To investigate this phenomenon, the researchers conducted tests using lung adenocarcinoma cells. The cells were exposed to nanoparticles, rapamycin (a chemical that stimulates autophagy), or both. In all cases, autophagy activity reached the same upper threshold and did not increase further. This suggests that cells lack the ability to boost autophagy to protect against other dangers, such as smoke inhalation or infections, which may explain why air pollution increases the risk of various lung diseases.

They also developed a novel method to study autophagy. They utilised fluorescent dyes and confocal microscopy, a powerful imaging technique, to observe the level of autophagy within individual cells in real-time.

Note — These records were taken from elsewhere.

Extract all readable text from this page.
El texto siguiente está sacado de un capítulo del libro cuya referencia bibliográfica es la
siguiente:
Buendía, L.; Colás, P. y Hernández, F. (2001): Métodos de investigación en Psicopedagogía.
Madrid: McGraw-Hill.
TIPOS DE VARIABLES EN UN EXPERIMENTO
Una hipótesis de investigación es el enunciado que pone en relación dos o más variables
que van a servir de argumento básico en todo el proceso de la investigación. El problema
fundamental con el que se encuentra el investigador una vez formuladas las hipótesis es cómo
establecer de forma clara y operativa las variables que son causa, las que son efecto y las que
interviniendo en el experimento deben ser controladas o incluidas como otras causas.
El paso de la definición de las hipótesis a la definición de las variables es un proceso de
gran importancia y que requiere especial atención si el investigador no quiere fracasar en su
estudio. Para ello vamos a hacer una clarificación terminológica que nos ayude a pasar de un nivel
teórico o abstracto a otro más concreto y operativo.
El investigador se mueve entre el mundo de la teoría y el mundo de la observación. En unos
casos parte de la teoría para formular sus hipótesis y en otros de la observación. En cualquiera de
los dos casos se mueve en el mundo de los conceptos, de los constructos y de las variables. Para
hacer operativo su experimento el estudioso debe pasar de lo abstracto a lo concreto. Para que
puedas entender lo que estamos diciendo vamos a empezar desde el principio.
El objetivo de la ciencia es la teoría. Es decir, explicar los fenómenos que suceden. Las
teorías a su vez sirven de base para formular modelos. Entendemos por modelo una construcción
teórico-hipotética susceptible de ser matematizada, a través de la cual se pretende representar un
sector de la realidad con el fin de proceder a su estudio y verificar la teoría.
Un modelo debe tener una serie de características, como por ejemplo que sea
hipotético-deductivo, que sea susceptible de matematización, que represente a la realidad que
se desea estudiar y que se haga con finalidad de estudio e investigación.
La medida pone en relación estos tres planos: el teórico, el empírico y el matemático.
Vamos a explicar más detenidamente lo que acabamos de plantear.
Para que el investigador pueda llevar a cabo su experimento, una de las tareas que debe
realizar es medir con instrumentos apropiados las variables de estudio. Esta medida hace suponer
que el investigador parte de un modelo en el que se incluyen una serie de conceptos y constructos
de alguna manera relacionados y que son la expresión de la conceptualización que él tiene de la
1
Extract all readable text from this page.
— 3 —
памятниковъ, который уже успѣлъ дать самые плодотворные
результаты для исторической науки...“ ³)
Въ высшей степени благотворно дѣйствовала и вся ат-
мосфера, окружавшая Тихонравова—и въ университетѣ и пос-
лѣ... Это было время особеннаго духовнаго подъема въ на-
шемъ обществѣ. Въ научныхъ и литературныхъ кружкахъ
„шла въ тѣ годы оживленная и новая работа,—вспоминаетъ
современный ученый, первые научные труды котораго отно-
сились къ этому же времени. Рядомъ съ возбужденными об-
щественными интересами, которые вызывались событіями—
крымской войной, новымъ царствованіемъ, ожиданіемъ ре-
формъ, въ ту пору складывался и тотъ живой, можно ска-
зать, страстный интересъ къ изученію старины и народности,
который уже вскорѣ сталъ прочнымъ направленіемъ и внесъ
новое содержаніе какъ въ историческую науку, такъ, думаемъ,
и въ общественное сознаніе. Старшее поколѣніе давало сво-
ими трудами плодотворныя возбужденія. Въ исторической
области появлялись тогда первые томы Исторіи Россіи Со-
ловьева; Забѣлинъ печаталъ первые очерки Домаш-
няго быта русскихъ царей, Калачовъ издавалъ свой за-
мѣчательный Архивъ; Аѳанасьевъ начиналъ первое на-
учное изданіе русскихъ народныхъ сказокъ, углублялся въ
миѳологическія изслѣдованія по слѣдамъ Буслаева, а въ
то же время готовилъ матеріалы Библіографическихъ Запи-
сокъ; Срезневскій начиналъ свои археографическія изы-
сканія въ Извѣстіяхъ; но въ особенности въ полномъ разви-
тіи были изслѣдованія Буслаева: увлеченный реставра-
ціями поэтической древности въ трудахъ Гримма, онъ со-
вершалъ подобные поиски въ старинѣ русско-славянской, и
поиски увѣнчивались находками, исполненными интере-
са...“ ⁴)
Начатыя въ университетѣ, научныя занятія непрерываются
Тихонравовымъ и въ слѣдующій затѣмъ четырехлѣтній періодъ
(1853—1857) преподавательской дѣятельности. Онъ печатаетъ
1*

This method will support future studies on autophagy and contribute to ongoing research on cancer treatment, as autophagy plays a role in cancer cell resistance.

Understanding the underlying mechanisms of diseases provides opportunities to intervene and develop targeted prevention and treatment strategies. “The more we know about the mechanisms by which diseases occur, the more opportunity we have to find places in the pathway where we can intervene and prevent or treat the disease,” concluded Crandall.

Moving forward, plans to conduct further research to investigate whether the addition of nanoparticles directly increases cell vulnerability to other threats, such as infections. The researchers will explore this link in both healthy cells and cancer cells, aiming to expand our knowledge of autophagy and its implications for disease development.